Lab 2 — Vectorizing persistence diagrams¶

Goal. Take diagrams from Lab 1, compute persistence landscapes and persistence images, and use them as features for a sklearn classifier that distinguishes the three point-cloud types.

What you ship. Notebook with two classifiers (one on landscapes, one on images) and a confusion matrix for each.
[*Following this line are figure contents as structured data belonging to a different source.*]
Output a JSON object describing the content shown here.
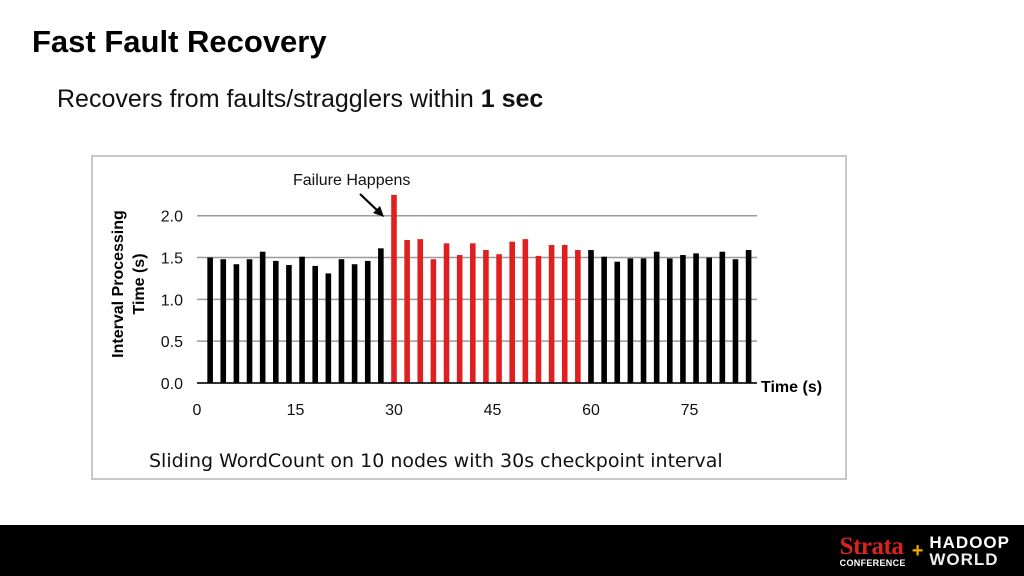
{
  "slide": {
    "title": "Fast Fault Recovery",
    "subtitle_prefix": "Recovers from faults/stragglers within ",
    "subtitle_bold": "1 sec"
  },
  "footer": {
    "logo_strata": "Strata",
    "logo_conference": "CONFERENCE",
    "logo_plus": "+",
    "logo_hadoop": "HADOOP",
    "logo_world": "WORLD"
  },
  "colors": {
    "normal_bar": "#000000",
    "recovery_bar": "#e02020",
    "footer_bg": "#000000",
    "strata_red": "#d9231f"
  },
  "chart_data": {
    "type": "bar",
    "title": "",
    "annotation": "Failure Happens",
    "caption": "Sliding WordCount on 10 nodes with 30s checkpoint interval",
    "xlabel": "Time (s)",
    "ylabel": "Interval Processing Time (s)",
    "ylim": [
      0,
      2.2
    ],
    "xlim": [
      0,
      84
    ],
    "yticks": [
      "0.0",
      "0.5",
      "1.0",
      "1.5",
      "2.0"
    ],
    "xticks": [
      "0",
      "15",
      "30",
      "45",
      "60",
      "75"
    ],
    "grid": "horizontal",
    "series": [
      {
        "color": "#000000",
        "x": [
          2,
          4,
          6,
          8,
          10,
          12,
          14,
          16,
          18,
          20,
          22,
          24,
          26,
          28,
          60,
          62,
          64,
          66,
          68,
          70,
          72,
          74,
          76,
          78,
          80,
          82,
          84
        ],
        "values": [
          1.5,
          1.48,
          1.42,
          1.48,
          1.57,
          1.46,
          1.41,
          1.51,
          1.4,
          1.31,
          1.48,
          1.42,
          1.46,
          1.61,
          1.59,
          1.51,
          1.45,
          1.49,
          1.49,
          1.57,
          1.49,
          1.53,
          1.55,
          1.5,
          1.57,
          1.48,
          1.59
        ]
      },
      {
        "color": "#e02020",
        "x": [
          30,
          32,
          34,
          36,
          38,
          40,
          42,
          44,
          46,
          48,
          50,
          52,
          54,
          56,
          58
        ],
        "values": [
          2.25,
          1.71,
          1.72,
          1.48,
          1.67,
          1.53,
          1.67,
          1.59,
          1.54,
          1.69,
          1.72,
          1.52,
          1.65,
          1.65,
          1.59
        ]
      }
    ]
  }
}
Plus a 200-word memo on which vectorization works best on this dataset and why.

Setup¶

Install the dependencies (one-time).

In [ ]:
# !pip install ripser persim scikit-learn matplotlib numpy
In [ ]:
import numpy as np
import matplotlib.pyplot as plt
from ripser import ripser
from persim import PersistenceImager, plot_diagrams
from persim.landscapes import PersLandscapeApprox, plot_landscape_simple
from sklearn.linear_model import LogisticRegression
from sklearn.model_selection import train_test_split
from sklearn.metrics import classification_report, confusion_matrix

rng = np.random.default_rng(42)

Datasets — 90 point clouds, three classes (30 each)¶

In [ ]:
def noisy_circle(n=200, r=1.0, noise=0.05, seed=None):
    r_rng = np.random.default_rng(seed)
    theta = r_rng.uniform(0, 2*np.pi, n)
    pts = np.column_stack([r*np.cos(theta), r*np.sin(theta)])
    return pts + noise * r_rng.normal(size=pts.shape)

def two_circles(n=300, sep=2.5, noise=0.05, seed=None):
    r_rng = np.random.default_rng(seed)
    c1 = noisy_circle(n//2, noise=noise, seed=seed)
    c2 = noisy_circle(n//2, noise=noise, seed=seed+1 if seed else None) + np.array([sep, 0.0])
    return np.vstack([c1, c2])

def random_blob(n=200, noise=0.4, seed=None):
    r_rng = np.random.default_rng(seed)
    return r_rng.normal(scale=noise, size=(n, 2))

X_data, y_data = [], []
for i in range(30):
    X_data.append(noisy_circle(seed=i));      y_data.append(0)
    X_data.append(two_circles(seed=100+i));   y_data.append(1)
    X_data.append(random_blob(seed=200+i));   y_data.append(2)
y_data = np.array(y_data)
print('dataset:', len(X_data), 'point clouds,', np.bincount(y_data), 'per class')

Exercise 1 — Compute persistence diagrams for all 90 clouds¶

In [ ]:
diagrams = []
for X in X_data:
    res = ripser(X, maxdim=1)
    diagrams.append(res['dgms'])
print(f'{len(diagrams)} diagrams computed')

Exercise 2 — Vectorize using persistence images¶

In [ ]:
# YOUR TURN
# Use persim.PersistenceImager to vectorize the H_1 diagrams.
# Stack the resulting flat vectors into an (N, D) feature matrix X_img.

Exercise 3 — Train a logistic-regression classifier on each¶

In [ ]:
# YOUR TURN
# 1. Train/test split (75/25)
# 2. Fit logistic regression on the persistence-image features.
# 3. Print the classification_report and the confusion matrix.

Exercise 4 — Repeat for persistence landscapes and compare¶

In [ ]:
# YOUR TURN
# Vectorize via PersLandscapeApprox, train the same classifier,
# and report which vectorization performs better on this dataset.

Done?¶

Submit per the cohort schedule. Peer review pairing announced the following Monday.